I’m sure it will work, and it relieves me of potential calculation errors.

def supervisor(jitter):
    global shellcode
    global global_count
    global RSI_array
    global BX_array
    RCXValue = jitter.cpu.RCX
    jitter.running = True
    blk = mdis.dis_block(RCXValue)
    if(RCXValue == blk.lines[0].offset):
        if blk.lines[0].name =="XOR" and blk.lines[0].args[0] == ExprId('RBX', 64) and blk.lines[0].args[1] == ExprId('RSI', 64):
            RSI_array.append(jitter.cpu.RSI)
        if blk.lines[0].name =="XOR" and blk.lines[0].args[0] == ExprId('BX', 16) and type(blk.lines[0].args[1]) == ExprInt:
            BX_array.append(int(blk.lines[0].args[1]))

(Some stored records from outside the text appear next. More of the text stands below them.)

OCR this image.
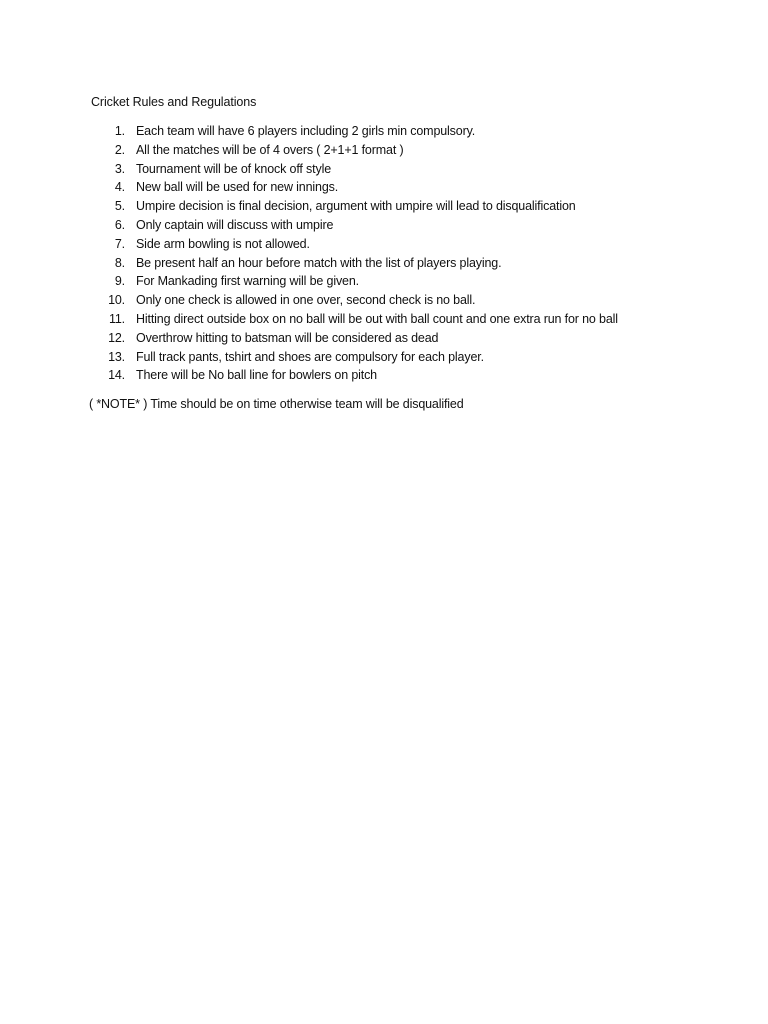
Cricket Rules and Regulations
1. Each team will have 6 players including 2 girls min compulsory.
2. All the matches will be of 4 overs ( 2+1+1 format )
3. Tournament will be of knock off style
4. New ball will be used for new innings.
5. Umpire decision is final decision, argument with umpire will lead to disqualification
6. Only captain will discuss with umpire
7. Side arm bowling is not allowed.
8. Be present half an hour before match with the list of players playing.
9. For Mankading first warning will be given.
10. Only one check is allowed in one over, second check is no ball.
11. Hitting direct outside box on no ball will be out with ball count and one extra run for no ball
12. Overthrow hitting to batsman will be considered as dead
13. Full track pants, tshirt and shoes are compulsory for each player.
14. There will be No ball line for bowlers on pitch
( *NOTE* ) Time should be on time otherwise team will be disqualified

        print(blk.lines[0], hex(blk.lines[0].offset))
    return True

We now have everything in hand to solve this challenge.

import z3
RSI_val = [299, 2, 509, 140, 351, 358, 465, 272, 467, 10, 485, 212, 135, 494, 57, 472, 379, 274, 205, 28, 175, 374, 417, 416, 35, 282, 181, 100, 471, 510, 9, 104, 459, 34, 413, 428, 511, 390, 369, 48, 115, 42, 389, 500, 295, 14, 473, 248, 27, 306, 109, 316, 335, 406, 321, 192, 195, 314, 85, 388, 119, 30, 425, 392, 107, 66, 317, 204, 159, 422]
BX_val = [18285, 17217, 21166, 17359, 31268, 24583, 26551, 13090, 13281, 25449, 26499, 25776, 25827, 13786, 13839, 25530, 26397, 25201, 14581, 12589, 12447, 13379, 25282, 25538, 12817, 14626, 26064, 12372, 13795, 14535, 14385, 14416, 26541, 14619, 12717, 13720, 12751, 13746, 14408, 25684, 25623, 13852, 12725, 25494, 25666, 12607, 13291, 13516, 13614, 13829, 12636, 14596, 26409, 26608, 25636, 26278, 13814, 25432, 14700, 25574, 25109, 26232, 14480, 25578, 13662, 12402, 14340, 25768, 13738, 31963]
s = z3.Solver()

flag = [z3.BitVec(f"flag({i})", 8) for i in range(70)]
RBX = 0
R9 = 0
R10 = 0x10000
R12 = 0x33

for i in range(0, 0x46):
    RBX = ((flag[i]<<8)|flag[i])
    RBX = RBX^BX_val[i]
    RBX = RBX^RSI_val[i]
    R9 = R9|RBX
    R9 = (R9+R10) & 0xffffffffffffffff

RAX = R9

s.add(RAX==0x460000)
if(s.check() == z3.sat):
    model = s.model()
    flag = "".join([chr(model[flag[i]].as_long()) for i in range(70)])
    print(flag)

else:
    print(":(")

FLAG : FCSC{af22cfdd46bfc8105cb28e04988f904049dd60be1245718ffef5b9bbf9b509d5}

Conclusion

Nice challenge. You need a little organization for this kind of challenge. There are a lot of steps, but it remains a very nice puzzle type.